Spinlock backoff algorithm

From
Magne Mæhre
Date:
I was playing with a Nevada server and noticed a rush on the FPU
(the Nevada has a single shared FPU for its 32 threads).
Looking at the spinlock code, I found :
 cur_delay += (int) (cur_delay * ((double) random() / (double) MAX_RANDOM_VALUE) + 0.5);

I understand the reasoning for the backoff (as of the discussion on
2003-08-05), but is there any particular reason for using floating
point operations here ?   Maybe a modulo would be just as good (or
better since it doesn't involve the FPU) ?

Something like:   cur_delay  +=  random() % (cur_delay + 1) ;


--Magne


Re: Spinlock backoff algorithm

From
Zdenek Kotala
Date:
Magne Mæhre wrote:
> 
> I was playing with a Nevada server and noticed a rush on the FPU
> (the Nevada has a single shared FPU for its 32 threads).

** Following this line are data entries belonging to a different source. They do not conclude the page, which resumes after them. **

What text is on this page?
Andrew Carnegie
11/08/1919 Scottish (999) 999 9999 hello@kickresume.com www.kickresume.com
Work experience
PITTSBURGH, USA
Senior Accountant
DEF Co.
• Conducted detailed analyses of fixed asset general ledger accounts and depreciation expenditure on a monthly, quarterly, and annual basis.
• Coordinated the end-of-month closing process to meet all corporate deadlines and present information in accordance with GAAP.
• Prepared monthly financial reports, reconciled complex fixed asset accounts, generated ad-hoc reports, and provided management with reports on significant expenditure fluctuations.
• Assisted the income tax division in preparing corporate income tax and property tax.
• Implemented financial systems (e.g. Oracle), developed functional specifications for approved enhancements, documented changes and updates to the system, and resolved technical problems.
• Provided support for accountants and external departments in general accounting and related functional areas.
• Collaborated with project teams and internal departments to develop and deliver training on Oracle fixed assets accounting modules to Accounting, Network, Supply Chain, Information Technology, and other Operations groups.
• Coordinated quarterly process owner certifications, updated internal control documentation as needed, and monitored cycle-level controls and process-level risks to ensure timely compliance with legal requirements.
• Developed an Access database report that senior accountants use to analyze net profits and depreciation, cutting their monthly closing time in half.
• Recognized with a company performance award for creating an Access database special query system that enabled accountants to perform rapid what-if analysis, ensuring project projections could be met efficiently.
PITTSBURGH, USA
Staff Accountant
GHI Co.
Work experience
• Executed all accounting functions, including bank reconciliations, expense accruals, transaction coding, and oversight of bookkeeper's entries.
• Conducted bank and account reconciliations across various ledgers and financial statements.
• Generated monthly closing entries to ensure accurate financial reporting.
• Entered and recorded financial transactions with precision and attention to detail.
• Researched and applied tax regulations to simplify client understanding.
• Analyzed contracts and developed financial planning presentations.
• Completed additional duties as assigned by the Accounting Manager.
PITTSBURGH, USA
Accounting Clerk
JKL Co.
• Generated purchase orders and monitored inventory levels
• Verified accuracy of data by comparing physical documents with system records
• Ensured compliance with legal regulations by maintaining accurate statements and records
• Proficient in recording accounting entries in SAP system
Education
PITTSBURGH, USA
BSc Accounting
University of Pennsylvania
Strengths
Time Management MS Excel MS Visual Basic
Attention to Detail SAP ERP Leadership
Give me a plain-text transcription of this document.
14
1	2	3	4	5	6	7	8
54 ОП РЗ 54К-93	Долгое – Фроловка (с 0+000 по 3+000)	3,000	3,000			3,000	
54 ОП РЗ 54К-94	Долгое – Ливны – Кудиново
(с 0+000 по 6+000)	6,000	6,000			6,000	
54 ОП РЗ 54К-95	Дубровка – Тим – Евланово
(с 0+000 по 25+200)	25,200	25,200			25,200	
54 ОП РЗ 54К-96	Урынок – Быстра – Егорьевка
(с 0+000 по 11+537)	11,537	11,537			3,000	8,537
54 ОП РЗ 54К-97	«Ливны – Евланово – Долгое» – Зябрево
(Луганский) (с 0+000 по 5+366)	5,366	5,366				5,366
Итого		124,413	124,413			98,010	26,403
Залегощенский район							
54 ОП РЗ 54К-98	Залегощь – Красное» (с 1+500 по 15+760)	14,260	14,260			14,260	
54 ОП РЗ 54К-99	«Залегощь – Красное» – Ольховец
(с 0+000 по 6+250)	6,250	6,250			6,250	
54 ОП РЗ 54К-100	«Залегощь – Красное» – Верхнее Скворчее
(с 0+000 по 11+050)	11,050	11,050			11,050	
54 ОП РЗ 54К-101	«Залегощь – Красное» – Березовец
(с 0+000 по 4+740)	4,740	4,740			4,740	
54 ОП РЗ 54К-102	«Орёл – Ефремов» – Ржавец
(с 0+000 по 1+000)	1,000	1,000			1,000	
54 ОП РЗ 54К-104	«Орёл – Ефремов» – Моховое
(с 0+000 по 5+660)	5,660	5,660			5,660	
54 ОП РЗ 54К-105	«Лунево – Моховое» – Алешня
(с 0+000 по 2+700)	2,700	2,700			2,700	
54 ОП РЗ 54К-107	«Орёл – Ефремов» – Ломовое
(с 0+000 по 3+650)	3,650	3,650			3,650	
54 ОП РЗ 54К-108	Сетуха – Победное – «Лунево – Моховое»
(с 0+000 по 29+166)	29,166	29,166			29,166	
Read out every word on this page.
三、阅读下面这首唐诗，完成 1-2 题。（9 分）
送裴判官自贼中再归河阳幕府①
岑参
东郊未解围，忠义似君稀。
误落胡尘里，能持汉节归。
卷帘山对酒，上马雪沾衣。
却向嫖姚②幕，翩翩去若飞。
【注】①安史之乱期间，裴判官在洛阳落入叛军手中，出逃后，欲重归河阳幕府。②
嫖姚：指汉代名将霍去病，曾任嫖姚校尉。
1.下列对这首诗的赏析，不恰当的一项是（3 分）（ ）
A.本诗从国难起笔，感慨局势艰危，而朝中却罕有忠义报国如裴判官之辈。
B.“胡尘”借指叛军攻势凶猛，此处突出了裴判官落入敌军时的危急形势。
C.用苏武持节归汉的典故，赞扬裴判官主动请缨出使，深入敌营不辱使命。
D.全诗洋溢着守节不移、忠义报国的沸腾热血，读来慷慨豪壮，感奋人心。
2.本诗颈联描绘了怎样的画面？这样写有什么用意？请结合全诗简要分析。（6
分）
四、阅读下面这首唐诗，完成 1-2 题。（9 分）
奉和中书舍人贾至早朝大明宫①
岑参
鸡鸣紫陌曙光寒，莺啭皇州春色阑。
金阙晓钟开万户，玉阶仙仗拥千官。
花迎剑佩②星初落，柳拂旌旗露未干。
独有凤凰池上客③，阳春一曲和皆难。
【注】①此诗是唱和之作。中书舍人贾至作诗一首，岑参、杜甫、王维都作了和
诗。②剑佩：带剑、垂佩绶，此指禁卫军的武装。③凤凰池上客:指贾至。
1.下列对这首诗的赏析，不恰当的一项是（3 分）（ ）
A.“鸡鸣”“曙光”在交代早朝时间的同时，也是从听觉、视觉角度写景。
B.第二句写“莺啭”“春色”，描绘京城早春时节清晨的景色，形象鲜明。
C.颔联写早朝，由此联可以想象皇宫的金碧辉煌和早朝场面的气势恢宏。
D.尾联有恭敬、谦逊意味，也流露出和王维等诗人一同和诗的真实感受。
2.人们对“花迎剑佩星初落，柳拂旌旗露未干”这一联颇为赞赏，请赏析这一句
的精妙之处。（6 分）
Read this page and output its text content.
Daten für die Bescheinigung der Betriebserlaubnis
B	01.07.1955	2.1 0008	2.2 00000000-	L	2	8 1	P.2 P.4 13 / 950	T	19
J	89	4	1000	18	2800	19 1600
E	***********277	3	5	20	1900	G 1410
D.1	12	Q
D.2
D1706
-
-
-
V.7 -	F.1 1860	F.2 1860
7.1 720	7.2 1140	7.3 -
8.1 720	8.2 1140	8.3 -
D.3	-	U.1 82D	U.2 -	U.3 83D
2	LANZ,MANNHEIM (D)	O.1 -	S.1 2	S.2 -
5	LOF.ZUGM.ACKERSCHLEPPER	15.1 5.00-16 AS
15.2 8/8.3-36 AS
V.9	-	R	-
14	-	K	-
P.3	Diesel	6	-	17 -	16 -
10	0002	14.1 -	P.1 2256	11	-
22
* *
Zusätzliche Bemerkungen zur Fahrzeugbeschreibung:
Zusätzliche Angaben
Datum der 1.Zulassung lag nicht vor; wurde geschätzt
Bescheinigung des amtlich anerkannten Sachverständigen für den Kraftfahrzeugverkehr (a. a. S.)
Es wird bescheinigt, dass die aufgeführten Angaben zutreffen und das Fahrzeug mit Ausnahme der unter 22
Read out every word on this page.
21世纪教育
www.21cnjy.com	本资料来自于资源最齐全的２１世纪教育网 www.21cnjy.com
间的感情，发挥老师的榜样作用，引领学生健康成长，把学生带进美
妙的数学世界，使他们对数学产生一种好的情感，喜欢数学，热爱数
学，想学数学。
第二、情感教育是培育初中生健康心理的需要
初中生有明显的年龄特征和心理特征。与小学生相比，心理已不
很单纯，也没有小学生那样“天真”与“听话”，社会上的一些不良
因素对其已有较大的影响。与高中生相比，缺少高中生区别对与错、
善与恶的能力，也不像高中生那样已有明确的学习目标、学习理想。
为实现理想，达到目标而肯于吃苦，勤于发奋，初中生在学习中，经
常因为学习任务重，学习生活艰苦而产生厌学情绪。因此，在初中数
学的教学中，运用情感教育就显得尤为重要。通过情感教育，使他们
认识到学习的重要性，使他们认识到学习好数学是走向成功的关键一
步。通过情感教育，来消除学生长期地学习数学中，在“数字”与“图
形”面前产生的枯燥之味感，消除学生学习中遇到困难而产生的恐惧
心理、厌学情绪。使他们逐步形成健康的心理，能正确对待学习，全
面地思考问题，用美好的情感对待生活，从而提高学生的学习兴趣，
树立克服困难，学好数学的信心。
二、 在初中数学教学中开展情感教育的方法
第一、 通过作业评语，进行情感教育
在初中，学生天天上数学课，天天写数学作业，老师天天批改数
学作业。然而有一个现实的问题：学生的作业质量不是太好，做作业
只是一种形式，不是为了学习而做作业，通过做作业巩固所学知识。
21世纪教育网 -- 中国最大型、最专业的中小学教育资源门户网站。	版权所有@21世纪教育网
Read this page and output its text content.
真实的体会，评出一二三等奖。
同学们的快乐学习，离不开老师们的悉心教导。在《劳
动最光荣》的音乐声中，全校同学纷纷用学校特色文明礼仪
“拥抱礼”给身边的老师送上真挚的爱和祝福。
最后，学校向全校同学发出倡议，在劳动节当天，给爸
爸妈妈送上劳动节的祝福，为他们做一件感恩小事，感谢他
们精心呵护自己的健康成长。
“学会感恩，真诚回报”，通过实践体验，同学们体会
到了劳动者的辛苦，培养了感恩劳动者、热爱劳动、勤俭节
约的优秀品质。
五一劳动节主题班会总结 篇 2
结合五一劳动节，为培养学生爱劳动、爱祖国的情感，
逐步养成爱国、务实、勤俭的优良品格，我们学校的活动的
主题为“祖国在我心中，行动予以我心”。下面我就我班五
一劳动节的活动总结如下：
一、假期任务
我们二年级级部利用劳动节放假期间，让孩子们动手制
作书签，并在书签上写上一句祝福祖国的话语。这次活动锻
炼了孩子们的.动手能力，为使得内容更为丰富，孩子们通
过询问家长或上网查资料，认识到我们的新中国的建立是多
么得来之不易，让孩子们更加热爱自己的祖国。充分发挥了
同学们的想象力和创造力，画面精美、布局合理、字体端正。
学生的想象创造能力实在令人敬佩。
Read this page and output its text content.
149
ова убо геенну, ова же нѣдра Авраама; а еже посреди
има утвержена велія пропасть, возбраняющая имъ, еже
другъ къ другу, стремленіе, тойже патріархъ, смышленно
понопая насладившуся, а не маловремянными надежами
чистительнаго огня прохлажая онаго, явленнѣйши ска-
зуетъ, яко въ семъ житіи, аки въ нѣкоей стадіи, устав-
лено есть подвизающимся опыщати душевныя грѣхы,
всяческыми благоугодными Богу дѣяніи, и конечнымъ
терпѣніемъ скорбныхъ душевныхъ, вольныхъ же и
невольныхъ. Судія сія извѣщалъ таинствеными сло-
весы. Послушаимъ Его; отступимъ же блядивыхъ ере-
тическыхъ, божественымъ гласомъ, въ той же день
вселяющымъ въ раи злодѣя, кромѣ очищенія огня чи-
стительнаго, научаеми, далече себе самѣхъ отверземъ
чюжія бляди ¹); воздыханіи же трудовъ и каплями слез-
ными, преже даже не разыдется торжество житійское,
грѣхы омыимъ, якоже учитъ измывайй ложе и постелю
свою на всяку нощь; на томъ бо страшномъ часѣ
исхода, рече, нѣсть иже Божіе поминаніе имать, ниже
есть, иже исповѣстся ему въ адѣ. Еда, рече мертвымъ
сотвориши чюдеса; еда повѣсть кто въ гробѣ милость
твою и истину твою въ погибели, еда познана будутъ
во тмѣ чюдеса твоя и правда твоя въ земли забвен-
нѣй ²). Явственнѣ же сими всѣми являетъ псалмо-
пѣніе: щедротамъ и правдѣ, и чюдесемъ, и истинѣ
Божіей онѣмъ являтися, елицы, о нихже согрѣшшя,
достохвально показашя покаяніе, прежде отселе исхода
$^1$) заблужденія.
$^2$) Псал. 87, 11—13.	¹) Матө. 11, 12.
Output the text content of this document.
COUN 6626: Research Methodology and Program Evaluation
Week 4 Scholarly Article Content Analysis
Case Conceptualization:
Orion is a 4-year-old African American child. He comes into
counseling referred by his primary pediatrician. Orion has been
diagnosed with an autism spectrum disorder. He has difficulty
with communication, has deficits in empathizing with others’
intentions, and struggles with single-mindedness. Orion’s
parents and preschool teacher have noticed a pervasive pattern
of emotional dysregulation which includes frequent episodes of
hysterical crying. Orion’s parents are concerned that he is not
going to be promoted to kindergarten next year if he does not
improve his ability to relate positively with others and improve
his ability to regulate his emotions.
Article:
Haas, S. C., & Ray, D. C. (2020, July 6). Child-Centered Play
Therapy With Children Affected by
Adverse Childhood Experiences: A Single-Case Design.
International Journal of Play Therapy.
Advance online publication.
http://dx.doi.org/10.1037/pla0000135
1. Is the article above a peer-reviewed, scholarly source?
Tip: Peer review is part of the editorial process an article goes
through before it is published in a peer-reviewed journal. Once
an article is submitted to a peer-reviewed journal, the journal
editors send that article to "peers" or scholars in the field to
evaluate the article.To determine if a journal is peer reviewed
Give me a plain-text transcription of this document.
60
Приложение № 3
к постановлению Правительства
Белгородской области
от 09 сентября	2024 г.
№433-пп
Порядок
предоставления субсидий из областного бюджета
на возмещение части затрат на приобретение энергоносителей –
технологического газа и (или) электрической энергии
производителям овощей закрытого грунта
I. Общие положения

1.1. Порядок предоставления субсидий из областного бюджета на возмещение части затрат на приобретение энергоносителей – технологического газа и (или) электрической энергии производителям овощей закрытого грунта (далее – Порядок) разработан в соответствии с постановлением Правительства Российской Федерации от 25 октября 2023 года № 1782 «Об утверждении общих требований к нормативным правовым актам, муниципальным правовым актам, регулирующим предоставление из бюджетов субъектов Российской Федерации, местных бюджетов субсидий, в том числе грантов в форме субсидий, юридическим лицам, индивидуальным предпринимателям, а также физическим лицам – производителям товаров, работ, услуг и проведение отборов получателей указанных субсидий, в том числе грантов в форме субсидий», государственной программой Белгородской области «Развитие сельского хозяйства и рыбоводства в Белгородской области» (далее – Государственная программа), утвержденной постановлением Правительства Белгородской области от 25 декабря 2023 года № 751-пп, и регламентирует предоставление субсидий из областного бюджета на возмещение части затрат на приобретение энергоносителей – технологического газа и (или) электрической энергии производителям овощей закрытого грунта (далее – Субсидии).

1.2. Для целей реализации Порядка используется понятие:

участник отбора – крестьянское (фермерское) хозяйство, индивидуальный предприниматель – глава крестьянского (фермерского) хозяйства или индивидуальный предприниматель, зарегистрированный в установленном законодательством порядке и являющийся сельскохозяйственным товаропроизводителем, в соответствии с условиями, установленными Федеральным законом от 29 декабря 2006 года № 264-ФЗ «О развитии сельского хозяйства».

Probably you mean Niagara ;-).

    Zdenek


Re: Spinlock backoff algorithm

From
Tom Lane
Date:
Magne Mæhre <Magne.Mahre@Sun.COM> writes:
> I understand the reasoning for the backoff (as of the discussion on
> 2003-08-05), but is there any particular reason for using floating
> point operations here ?   Maybe a modulo would be just as good (or
> better since it doesn't involve the FPU) ?

My goodness that's a hardware-dependent proposal.  Shall we discuss
how many CPUs there are where an integer division is *slower* than
a floating-point op?

Why do you think that a couple of FP ops here are a problem, anyway?
This is a code path where we've already yielded the processor, so
by definition the repetition rate has to be pretty low.

The other problem with using modulo is that it makes the result depend
mostly on the low-order bits of the random() result, rather than mostly
on the high-order bits; with lower-grade implementations of random(),
the lower bits are materially less random than the higher.  Now
admittedly high-grade randomness is probably not too important for this
specific context, but I dislike putting in poor coding practices that
someone might see and copy without thinking...
        regards, tom lane


Re: Spinlock backoff algorithm

From
Mark Mielke
Date:
Tom Lane wrote:
> Magne Mæhre <Magne.Mahre@Sun.COM> writes:
>   
>> I understand the reasoning for the backoff (as of the discussion on
>> 2003-08-05), but is there any particular reason for using floating
>> point operations here ?   Maybe a modulo would be just as good (or
>> better since it doesn't involve the FPU) ?
>>     
> My goodness that's a hardware-dependent proposal.  Shall we discuss
> how many CPUs there are where an integer division is *slower* than
> a floating-point op?
>   
Hi Tom:

Do you have one in mind, or is this a straw man? :-)

> Why do you think that a couple of FP ops here are a problem, anyway?
> This is a code path where we've already yielded the processor, so
> by definition the repetition rate has to be pretty low.
Yielded the processor? Or yielded the lock? With 32 active threads 
contending for the lock, but first contending for the FPU, one could see 
how it might be relevant.

I think I agree with you that this won't be the only problem, however, 
the FPU may not need to contribute to the problem?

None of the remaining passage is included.